Mohon tunggu...
Ayu Rosyidah
Ayu Rosyidah Mohon Tunggu... -

(no longer) mahasiswa sosiologi UA

Selanjutnya

Tutup

Sosbud

Kenaikan Upah Buruh, Layakkah?

25 Maret 2013   06:09 Diperbarui: 24 Juni 2015   16:16 1552
+
Laporkan Konten
Laporkan Akun
Kompasiana adalah platform blog. Konten ini menjadi tanggung jawab bloger dan tidak mewakili pandangan redaksi Kompas.
Lihat foto
Sosbud. Sumber ilustrasi: KOMPAS.com/Pesona Indonesia

Akhir-akhir ini kita menghadapi sebuah fenomena sosial yang sudah tidak asing lagi, yaitu demo buruh. Demo yang dilaksanakan oleh para buruh di beberapa daerah kali ini adalah untuk menuntut kenaikan upah mereka. Misalnya saja buruh di Jakarta yang menuntut kenaikan buruh sebesar Rp2,7 juta, namun pada akhirnya disetujui oleh Jokowi hanya sebesar Rp2,2 juta. Sampai saat ini saya lebih banyak mendengar mengenai kontra dari kenaikan upah buruh tersebut, daripada dari sisi pro-nya. Baik itu dari Apindo (Asosiasi Pengusaha Indonesia) bahkan dari teman-teman sendiri. Sebenarnya saya sangat menyesalkan sikap ini karena menunjukkan bahwa ternyata kita masih kita lebih berpihak kepada pasar daripada dengan saudara setanah air sendiri, yaitu buruh. Misalnya saja opini dari teman2 yang tidak mendukung dengan kenaikan upah buruh karena pasti akan berdampak pada harga kebutuhan pokok. Anggapan ini tidak sepenuhnya salah, namun apakah kemampuan kita yang “sedikit” diuji dalam memenuhi kebutuhan pokok pantas disetarakan dengan perjuangan hidup buruh sehari-harinya?

Inilah yang membuat saya ingin mengungkapkan ini melalui tulisan agar dapat membuka hati para pembaca.Disini saya akan membahas dari contoh upah buruh di Jakarta saja. Upah minimum yang ditetapkan adalah Rp2,2 juta untuk tahun 2013. Apakah menurut pembaca, upah tersebut sudah atau kurang layak bagi buruh yang hdiup di Jakarta dimana biaya hidupnya memang tinggi? Ataukah pembaca malah menilai upah itu jumlahnya berlebihan? Saya ingin menjabarkan mengenai jumlah itu untuk keperluan sehari-hari. Saya memakai standard di Surabaya karena belum tahu pasti bagaimana living cost di Jakarta.

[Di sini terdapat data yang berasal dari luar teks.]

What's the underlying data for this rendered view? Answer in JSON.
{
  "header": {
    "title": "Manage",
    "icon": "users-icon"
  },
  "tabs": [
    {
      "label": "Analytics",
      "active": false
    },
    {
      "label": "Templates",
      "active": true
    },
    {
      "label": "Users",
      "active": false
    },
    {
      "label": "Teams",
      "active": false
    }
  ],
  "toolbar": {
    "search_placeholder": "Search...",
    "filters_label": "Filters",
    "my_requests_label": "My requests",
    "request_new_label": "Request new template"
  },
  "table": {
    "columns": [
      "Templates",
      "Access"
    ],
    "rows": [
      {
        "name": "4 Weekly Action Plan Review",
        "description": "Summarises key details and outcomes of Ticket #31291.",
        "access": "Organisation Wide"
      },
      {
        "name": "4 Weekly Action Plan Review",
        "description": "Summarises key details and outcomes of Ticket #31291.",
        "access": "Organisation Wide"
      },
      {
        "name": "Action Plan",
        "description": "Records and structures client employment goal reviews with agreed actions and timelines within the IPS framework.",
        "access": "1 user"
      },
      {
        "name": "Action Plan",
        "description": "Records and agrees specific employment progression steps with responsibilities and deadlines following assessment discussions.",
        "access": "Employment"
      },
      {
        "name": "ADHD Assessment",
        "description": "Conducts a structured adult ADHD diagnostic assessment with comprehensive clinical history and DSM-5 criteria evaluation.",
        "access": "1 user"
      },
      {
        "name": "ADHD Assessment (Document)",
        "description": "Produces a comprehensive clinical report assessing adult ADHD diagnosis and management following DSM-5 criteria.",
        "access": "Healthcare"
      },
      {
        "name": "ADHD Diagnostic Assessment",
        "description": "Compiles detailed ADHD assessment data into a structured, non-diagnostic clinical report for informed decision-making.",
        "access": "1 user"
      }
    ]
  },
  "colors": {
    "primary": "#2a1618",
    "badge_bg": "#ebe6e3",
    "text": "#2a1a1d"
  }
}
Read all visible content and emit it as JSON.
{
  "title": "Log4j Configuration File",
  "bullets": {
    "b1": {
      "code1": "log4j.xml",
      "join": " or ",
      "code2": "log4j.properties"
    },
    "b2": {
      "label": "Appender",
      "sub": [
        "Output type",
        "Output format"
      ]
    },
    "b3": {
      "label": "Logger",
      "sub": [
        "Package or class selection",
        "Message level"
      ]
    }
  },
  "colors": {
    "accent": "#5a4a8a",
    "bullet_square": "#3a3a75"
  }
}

Sewa Kos: Rp ±400.000 (sendiri)/ Rp ±500.000 (keluarga)

Makan, keperluan dapur: Rp ±50.000 /hari -> Rp1.500.000 /bulan

Bisa dilihat bahwa jumlah Rp2,2 juta saja belum bisa terpenuhi untuk kebutuhan pangan dan tempat tinggal bagi seorang buruh dan keluarganya. Bagaimana dengan kebutuhan kesehatan, pendidikan anak, transportasi, kebutuhan rekreasi? Masih bisakah anda berpendapat upah tersebut adalah harga yang mewah untuk dibayarkan pada seorang buruh? Padahal mereka rata-rata bekerja 8 jam per harinya. Dengan menekuni pekerjaan yang sama setiap harinya, selama bertahun-tahun sampai menjadi zombie.

Bahkan sampai saat ini, jika anda mendengar kata “buruh”, sebagian besar dari anda semua akan membayangangkan seseorang yang hidup pas-pasan dimana barang berharga yang paling mahal untuk dimiliki adalah sepeda motor. Namun, anda merasa keberatan jika seseorang yang anda bayangkan tersebut akan mendapatkan kehidupan yang lebih layak, salah satunya adalah pemberian gaji yang layak pula. Mereka para buruh adalah saudara kita. Sampai saat ini tidak ada keberpihakan pada mereka mengenai kehidupan yang layak, bahkan pemerintah. Karena pemerintah jauh lebih mementingkan kepentingan pasar/ perusahaan yang lebih membawa nilai lebih bagi mereka. Padahal anda dikaruniai pendidikan dan kehidupan yang lebih baik namun hati anda masih belum terbuka untuk memberangus kezaliman. Jika anda membiarkan atau malah mendukung kehidupan buruh yang tidak layak tersebut, bukankah anda termasuk orang yang berlaku zalim pada sesama?

Sebuah hadis Nabi menyatakan: Jika kamu melihat satu kemungkaran, maka hendaklah kamu mengubahnya dengan tangan-tangan (kuasa) kamu, jika kamu tidak mampu maka ubahlah dengan perkataan (teguran lisan). Jika kamu tidak mampu (juga) maka ubahlah dengan hatimu. Demikian itulah selemah-lemah iman.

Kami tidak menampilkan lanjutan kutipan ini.